第5話 「筆力」の誤った考え

 ところで、筆力、と聞いて何か勘違いをしている人はいないだろうか。


 ――人を圧倒するような文章。


 それが、一般的な考えだと思う。もちろん、その認識は間違いではない。ところが、筆力とは何か、という問いに対してはあまり良い回答とはいえないのではないだろうか。


 人を圧倒する、とはどのようなことか。作者が何度も見返してしまう、そんな作品があったとしよう。たしかに、それは作品だ。しかし、他者にとっては、退屈で読む意味を見いだせないものかもしれない(けして、そういう作者を非難しているわけではない。ただ、どうしても感覚に違いが生じてしまうだけなのだ)。


 筆力、を具体的に言おう。


 ――それは、伝えたいことを正確に伝える能力だ。


 たとえば情景描写ならば、どれほど正確に想像通り伝えられるか、というものである。風や香りや木々の一本一本、ぱっと見たときに目に入るもの、そういうのを正確に伝える力のことである。


 おそらく、ここでまた誤解する人が出てくるだろう。


「じゃあ、単に描写を細かくすればいいってこと? でも、ライトノベルとかはどうなるの?」


 先程の情景描写はただの一例である。テンポのある文章を書きたいなら、それもまたしかり。結局、それは人を圧倒させないかもしれない。だから、「人を圧倒する」ではなく「自分を圧倒させる」というのも別解として挙げられるだろう。

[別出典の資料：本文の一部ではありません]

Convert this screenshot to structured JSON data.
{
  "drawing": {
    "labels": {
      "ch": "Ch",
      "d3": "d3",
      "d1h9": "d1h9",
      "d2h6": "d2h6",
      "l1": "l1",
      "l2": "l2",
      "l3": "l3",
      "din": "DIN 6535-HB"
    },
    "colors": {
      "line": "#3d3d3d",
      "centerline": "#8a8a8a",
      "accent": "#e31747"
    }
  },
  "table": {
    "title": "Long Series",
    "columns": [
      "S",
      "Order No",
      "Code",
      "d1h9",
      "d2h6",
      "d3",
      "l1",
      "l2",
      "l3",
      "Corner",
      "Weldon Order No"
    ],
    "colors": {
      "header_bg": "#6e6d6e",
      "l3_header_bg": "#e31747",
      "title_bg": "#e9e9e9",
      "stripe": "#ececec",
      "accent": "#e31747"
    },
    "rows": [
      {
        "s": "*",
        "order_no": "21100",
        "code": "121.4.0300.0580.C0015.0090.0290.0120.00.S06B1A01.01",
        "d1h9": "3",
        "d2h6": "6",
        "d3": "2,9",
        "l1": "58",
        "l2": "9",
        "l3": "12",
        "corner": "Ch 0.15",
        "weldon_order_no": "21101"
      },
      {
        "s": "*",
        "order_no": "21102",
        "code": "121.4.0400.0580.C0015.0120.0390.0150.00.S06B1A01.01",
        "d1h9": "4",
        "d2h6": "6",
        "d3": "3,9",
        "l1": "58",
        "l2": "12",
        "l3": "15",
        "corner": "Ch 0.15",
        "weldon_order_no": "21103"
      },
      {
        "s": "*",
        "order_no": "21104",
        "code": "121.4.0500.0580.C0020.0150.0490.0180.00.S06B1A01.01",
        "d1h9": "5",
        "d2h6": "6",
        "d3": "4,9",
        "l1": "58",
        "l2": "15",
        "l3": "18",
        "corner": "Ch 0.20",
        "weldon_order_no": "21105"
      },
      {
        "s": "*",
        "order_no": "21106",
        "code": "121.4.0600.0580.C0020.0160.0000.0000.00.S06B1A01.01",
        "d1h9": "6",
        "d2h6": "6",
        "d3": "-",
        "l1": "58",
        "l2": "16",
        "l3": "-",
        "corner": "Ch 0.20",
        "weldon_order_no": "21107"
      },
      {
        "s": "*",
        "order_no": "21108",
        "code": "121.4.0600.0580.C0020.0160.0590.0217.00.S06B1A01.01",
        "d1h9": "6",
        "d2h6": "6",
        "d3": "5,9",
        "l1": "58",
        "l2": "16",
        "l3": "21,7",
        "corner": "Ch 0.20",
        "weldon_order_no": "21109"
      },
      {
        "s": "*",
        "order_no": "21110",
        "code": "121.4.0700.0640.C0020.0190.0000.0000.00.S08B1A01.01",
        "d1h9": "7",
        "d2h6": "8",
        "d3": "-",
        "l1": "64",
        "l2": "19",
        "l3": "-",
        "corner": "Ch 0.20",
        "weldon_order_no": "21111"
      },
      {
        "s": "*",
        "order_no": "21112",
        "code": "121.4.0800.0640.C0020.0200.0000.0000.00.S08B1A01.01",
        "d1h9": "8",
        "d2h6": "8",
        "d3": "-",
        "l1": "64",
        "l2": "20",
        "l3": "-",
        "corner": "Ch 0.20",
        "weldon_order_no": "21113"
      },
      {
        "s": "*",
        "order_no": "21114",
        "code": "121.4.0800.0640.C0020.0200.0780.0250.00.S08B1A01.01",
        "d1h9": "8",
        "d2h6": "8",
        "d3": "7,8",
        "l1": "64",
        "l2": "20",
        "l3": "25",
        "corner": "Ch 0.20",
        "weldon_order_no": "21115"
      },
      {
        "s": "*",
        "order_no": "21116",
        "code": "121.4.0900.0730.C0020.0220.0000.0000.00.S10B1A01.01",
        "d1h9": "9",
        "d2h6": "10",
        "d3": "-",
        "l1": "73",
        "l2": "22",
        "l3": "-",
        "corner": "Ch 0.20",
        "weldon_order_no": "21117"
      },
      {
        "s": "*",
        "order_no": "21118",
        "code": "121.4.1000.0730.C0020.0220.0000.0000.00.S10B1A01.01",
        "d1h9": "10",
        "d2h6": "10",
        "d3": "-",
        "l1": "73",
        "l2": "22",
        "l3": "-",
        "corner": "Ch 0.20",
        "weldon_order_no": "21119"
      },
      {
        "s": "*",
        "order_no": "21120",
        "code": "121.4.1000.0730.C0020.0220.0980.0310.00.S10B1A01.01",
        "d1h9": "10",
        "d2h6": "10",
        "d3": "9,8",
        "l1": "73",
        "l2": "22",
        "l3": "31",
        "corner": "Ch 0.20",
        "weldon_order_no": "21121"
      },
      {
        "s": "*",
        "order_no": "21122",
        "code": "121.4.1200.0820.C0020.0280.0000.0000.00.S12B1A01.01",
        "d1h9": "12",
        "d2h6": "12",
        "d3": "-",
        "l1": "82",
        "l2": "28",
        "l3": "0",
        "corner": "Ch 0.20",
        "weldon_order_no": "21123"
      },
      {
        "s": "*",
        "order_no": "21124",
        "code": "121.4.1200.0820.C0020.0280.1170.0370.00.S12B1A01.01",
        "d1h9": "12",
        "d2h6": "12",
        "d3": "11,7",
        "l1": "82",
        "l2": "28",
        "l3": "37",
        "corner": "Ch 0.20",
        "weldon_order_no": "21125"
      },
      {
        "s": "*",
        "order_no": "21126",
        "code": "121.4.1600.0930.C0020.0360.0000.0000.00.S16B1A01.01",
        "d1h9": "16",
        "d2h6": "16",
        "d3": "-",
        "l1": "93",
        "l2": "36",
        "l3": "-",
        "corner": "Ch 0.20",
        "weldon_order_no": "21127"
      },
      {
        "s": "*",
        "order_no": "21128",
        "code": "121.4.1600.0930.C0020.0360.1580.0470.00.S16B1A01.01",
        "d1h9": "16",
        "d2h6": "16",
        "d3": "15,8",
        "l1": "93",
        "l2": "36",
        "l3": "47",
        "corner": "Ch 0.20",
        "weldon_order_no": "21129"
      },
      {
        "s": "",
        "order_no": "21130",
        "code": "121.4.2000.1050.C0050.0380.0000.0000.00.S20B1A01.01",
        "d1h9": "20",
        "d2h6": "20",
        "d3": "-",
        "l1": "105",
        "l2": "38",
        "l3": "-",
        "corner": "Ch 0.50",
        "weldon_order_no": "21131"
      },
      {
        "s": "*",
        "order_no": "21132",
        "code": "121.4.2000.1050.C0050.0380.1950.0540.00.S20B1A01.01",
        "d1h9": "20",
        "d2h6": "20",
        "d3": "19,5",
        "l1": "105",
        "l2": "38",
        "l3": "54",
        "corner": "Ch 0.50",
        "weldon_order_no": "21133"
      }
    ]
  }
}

 要するに、自分が小説に対して欲張りであるほど、筆力はつくのである。


 自作品に物足りなさを感じ、推敲したくて仕方がない。このレベルが理想だ。レベルアップするためには、とにかく小説を読んで、何度読んでも欠点がない、そういった作品を見つけるのが理想である。こうやって、凄いの基準を作り出し、それに自作品を当てはめてみると、いずれ理想の作品が書けるだろう。だから、筆力は努力によって伸ばせるのである(この際、努力という言葉も不適切かもしれない。その頃には、小説を好きになっているだろうから)。


 理想の作品は、自身の率直な感想で決めていい。他者の評価など、むしろ気にしないほうがいいように思う。不安ならば推薦をもらっている本を読んでもいいが、けして推薦者に流されて、自分なりの意見を失わないことが大切である。